3. How many kites should I buy?

This is a controversial question. Many brands state that having one kite only is perfectly enough, due to the incredible wind range they have, but I find it hard to believe that you can safely ride and have fun with the same kite with 13 knots as well as with 35 knots. So when buying your kitesurfing gear, I recommend to look for a set of at least a two kites. Choose the size depending on your weight, the type of a kite (a Bow kite has normally much more power than a C-kite of the same size) and wind conditions at your local spot. Most common combinations I encountered are: 7-8/11 m, 9/12 m, 10/14 m and so on.

4. What should I keep in mind when buying a used kitesurfing gear?

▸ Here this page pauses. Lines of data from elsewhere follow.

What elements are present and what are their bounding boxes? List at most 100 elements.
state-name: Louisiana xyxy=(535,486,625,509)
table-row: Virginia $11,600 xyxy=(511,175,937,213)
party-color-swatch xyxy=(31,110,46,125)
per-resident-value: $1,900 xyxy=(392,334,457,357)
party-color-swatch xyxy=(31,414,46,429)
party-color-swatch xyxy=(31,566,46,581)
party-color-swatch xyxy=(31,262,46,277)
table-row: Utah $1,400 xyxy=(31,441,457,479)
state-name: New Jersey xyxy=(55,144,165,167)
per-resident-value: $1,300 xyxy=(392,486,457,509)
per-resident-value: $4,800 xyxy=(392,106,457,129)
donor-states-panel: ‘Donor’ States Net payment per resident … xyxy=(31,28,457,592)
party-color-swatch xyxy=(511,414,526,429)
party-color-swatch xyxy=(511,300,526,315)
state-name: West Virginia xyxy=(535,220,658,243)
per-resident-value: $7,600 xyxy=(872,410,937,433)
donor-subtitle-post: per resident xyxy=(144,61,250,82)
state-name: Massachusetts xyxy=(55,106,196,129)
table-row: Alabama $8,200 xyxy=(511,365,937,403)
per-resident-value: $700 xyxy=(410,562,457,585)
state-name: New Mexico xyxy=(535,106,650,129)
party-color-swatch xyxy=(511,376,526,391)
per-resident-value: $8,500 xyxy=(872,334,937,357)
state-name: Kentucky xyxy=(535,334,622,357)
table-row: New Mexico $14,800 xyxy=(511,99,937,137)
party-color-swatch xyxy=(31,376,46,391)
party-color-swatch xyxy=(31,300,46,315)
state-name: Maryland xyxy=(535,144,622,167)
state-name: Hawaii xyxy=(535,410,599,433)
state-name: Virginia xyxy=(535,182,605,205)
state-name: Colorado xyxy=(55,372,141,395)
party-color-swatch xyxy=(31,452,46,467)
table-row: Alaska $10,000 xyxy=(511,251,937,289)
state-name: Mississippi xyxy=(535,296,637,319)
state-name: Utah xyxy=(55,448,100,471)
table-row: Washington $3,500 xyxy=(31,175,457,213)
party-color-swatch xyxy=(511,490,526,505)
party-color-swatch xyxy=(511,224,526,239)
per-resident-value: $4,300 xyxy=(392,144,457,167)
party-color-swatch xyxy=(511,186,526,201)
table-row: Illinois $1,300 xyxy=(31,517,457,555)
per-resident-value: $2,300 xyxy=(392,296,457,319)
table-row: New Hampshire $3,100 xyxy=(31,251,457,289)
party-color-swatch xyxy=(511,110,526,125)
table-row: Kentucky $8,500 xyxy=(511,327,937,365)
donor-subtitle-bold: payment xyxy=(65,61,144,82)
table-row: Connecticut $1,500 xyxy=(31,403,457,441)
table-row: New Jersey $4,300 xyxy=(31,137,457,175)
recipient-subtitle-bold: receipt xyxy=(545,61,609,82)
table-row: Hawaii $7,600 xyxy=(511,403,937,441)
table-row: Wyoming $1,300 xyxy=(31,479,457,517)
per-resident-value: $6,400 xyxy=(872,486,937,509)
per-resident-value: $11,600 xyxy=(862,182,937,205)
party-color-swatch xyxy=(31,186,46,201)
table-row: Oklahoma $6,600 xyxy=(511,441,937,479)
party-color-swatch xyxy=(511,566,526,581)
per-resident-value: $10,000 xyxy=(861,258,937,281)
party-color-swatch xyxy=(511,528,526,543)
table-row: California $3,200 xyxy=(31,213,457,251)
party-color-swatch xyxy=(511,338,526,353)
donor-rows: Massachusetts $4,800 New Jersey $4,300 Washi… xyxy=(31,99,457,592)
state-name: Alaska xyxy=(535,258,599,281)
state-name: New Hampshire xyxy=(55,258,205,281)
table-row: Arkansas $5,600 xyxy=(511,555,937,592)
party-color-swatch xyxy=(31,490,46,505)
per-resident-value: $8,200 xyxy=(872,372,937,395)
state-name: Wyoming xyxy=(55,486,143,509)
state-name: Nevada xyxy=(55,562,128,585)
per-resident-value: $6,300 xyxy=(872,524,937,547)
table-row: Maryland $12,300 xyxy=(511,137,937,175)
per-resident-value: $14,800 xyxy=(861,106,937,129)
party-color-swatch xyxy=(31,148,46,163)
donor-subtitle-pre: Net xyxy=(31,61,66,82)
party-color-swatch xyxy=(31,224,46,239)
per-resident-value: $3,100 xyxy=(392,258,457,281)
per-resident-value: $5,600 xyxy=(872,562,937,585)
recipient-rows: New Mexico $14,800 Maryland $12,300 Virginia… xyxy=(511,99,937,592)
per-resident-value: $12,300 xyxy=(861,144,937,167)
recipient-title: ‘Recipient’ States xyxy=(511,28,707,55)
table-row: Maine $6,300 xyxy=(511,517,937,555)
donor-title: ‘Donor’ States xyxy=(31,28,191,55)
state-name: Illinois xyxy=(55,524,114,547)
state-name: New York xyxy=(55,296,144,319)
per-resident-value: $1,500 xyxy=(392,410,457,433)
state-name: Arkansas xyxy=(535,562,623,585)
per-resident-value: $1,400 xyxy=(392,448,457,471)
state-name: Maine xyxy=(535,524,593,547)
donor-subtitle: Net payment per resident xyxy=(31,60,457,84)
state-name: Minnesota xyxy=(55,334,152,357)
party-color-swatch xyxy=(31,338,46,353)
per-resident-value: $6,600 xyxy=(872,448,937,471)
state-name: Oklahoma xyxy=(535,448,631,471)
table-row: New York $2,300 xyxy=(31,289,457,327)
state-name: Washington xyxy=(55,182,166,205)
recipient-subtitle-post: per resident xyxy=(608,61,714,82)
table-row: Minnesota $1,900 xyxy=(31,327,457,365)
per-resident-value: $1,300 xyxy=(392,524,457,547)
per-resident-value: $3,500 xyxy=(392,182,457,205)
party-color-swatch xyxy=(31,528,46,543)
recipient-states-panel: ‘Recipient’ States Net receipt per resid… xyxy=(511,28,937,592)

When buying used kiteboarding equipment, I normally recommend buying kites complete with their own bars: using a different type of bar is not advisable for non-experienced kitesurfers, who will have difficulties in trimming the kite. Also, the safety systems on any bar are normally designed for their specific type of a kite, and might not be fully compatible with different brands or types. If you buy a used kite, it might happen that the bar will be “switched.” I suggest to avoid these, and to go for a complete kite-bar set, designed to work together by the manufacturer.

5. How to choose my kiteboarding harness?

There are two different families of a kitesurfing harness: the seat harness and the waist harness. Which one is the best for you? It depends on various factors, but basically it depends on you. The harness you are most comfortable with is your best choice.

Seat harness has the advantage to stay in position, especially when you are a beginner. In fact, when you start kitesurfing, you won’t have a perfectly correct kiteboarding position, and this harness will help a lot with that. It won’t get dragged by the kite up to your chest, hurting your ribs.

kitesurf seat harness

Waist harness gives you much more freedom in your movements and it’s normally a bit lighter: it’s more appropriate for expert riders, who can kiteboard in a correct body position, and know how to keep the harness from sliding up their chest. Of course, waist harnesses also look better if your goal is to show off your kiteboarding skills.

waist harness

However, keep in mind that a lot of my experienced kitesurfer friends still use a seat harness, because they find it more comfortable. Some other kitesurfers I know, even if less experienced, prefer the waist harness, because they think it’s cooler. So there are no strict rules in choosing it, also considering the average cost of a new harness: $100-200 USD on average. After kitesurfing for at least three or four years, you will know much better what your preference is.
 

6. How to choose my kiteboard?

As a beginner, you’ll mostly like to start with a twin tip, which is the easiest board to use, since it’s symmetrical and you can change your direction without having to turn the kiteboard and to switch your feet in the straps. If your interest in kiteboarding is to freestyle or wakestyle (jumps in different ways: big air or unhooked), then you should go for a good twin tip that will take you from beginner to intermediate, even up to advanced level. Just don’t go to extremes, and don’t buy kiteboards that are too small or too big: ask your instructor for the best size for you. If you are interested in surf or racing, you might just borrow a kiteboard from a friend, or buy a used cheap twin tip for the time you’re learning the basics. Buy a new one as soon as you get skilled enough. Those boards are normally chosen depending on the height and weight of the rider and are subject to the kind of waves you are planning to ride.

twintip kiteboard
wave surf kiteboard
race kiteboard

Of course, these are just basic guidelines, and in my future posts, I’ll get into more details about your kitesurfing gear: kites, harnesses, and kiteboards.